Sugar more widely used from mid-17th century. Added to coffee, chocolate and tea. Also used in puddings, such as custard, pastries and creams. Sugar becomes accessible to the working classes in the 19th century, and is used extensively in drinks and desserts. A major component of the modern diet.
Sugar and Abolition 1790s – abolitionists in Britain campaign against slavery and urge Britons to boycott slave-produced sugar. Anti-slavery pamphlet: ‘If sugar were not consumed it would not be imported’ reasoned the pamphlet’; if it were not imported, it would not be cultivated; if it were not cultivated there would be an end to the slave trade, so that the consumer of sugar is really the prime mover, the grand cause of all the horrible injustice which attends the capture, of all the shocking cruelty which accompanies the treatment of the wretched African slave’.
Graphic connections made between sugar and slavery. French writer declares that he cannot ‘look upon a piece of sugar without conceiving it stained with spots of human blood’. British politician William Fox alleges that ‘in every pound of sugar used…we may be considered as consuming 2 ounces of human flesh’. Rumours circulate that dead slaves are actually placed in sugar casks to enhance the flavour of the product.
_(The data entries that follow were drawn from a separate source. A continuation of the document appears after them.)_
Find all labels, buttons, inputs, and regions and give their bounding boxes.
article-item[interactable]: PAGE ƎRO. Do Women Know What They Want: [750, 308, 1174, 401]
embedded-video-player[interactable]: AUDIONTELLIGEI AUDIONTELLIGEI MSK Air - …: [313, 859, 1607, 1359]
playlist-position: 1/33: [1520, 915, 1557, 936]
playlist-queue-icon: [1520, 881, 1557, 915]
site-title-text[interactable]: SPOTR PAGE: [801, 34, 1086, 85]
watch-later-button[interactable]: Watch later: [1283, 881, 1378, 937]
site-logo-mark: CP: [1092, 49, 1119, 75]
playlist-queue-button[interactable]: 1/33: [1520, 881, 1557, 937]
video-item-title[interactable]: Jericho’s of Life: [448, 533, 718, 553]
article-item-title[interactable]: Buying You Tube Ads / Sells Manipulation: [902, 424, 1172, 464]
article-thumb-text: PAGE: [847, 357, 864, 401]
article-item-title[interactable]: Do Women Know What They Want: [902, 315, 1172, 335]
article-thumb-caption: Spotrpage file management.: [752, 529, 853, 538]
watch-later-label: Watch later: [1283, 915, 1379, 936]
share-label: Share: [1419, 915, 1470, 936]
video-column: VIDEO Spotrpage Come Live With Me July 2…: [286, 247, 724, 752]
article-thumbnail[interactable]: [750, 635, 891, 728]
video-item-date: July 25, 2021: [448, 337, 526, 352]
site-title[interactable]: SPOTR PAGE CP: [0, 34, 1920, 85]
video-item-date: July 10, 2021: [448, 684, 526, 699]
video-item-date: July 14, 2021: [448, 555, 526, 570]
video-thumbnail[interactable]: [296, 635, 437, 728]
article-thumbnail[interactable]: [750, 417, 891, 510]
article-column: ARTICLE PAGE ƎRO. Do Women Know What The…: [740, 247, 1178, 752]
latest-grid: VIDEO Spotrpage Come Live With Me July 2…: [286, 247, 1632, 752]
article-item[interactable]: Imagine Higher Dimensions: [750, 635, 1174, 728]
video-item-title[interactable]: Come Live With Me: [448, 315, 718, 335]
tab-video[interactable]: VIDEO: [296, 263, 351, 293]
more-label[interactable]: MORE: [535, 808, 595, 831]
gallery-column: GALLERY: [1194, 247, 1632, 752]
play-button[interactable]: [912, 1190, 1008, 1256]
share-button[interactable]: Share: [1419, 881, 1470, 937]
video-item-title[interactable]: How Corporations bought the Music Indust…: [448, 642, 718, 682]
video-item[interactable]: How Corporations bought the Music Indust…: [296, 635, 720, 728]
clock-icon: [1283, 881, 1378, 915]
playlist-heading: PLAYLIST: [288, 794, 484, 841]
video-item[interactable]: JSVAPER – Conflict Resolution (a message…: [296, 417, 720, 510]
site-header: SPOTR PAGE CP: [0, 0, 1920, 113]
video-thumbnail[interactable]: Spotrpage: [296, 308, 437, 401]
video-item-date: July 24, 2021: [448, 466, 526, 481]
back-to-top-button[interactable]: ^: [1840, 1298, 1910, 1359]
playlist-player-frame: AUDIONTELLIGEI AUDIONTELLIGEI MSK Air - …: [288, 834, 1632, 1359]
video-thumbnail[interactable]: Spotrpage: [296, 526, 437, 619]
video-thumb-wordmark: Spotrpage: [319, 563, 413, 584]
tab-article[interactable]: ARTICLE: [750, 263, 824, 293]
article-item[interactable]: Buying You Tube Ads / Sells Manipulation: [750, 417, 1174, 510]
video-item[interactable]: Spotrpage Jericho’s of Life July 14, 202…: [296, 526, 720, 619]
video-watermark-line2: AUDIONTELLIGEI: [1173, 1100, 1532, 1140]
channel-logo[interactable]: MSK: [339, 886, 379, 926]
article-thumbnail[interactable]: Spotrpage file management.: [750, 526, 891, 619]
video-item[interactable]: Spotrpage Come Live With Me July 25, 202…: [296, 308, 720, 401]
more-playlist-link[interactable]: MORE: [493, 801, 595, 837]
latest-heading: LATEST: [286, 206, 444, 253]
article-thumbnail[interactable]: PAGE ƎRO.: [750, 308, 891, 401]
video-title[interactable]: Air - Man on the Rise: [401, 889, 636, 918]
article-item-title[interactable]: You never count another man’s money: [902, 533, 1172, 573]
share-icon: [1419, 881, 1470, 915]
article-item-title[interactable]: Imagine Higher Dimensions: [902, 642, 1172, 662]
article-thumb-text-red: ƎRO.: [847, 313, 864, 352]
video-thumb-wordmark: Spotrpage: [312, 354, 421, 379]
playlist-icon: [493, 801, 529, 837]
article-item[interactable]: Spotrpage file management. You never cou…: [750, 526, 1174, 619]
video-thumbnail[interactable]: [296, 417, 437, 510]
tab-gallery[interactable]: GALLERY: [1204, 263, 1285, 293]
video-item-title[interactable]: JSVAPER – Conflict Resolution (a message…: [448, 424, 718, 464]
C. 300,000 people abstain from sugar in the 1790s as a result of the abolitionist campaign. Some go without sugar altogether. Others convert to sugar grown in the East Indies, where slave labour is not used.
Some Critics mock ‘anti-saccharites’ for depriving British workers of cheap sugar. William Gillray: ‘Barbarities in the West Indies’.
Slave trade abolished 1807, but slavery persists until 1834 in British colonies. Further boycotts in 1820s. Women important.
Post 1834, abolitionists campaign against continuation of slavery in non-British countries. The Free Produce Association emerges in the mid-19th century to promote the consumption of sugar cultivated by free labourers. Attempt to reconcile workers’ need for cheap sugar with ethical forms of production. Lord Brougham (1864): ‘The poor man should have plenty of sugar, cheap sugar, and sugar of the most exquisite quality too, but it must be lawfully and honestly come by, and above all, he must not have slave-made or slave-supplied sugar, which he must know is crimson with the blood if the African’.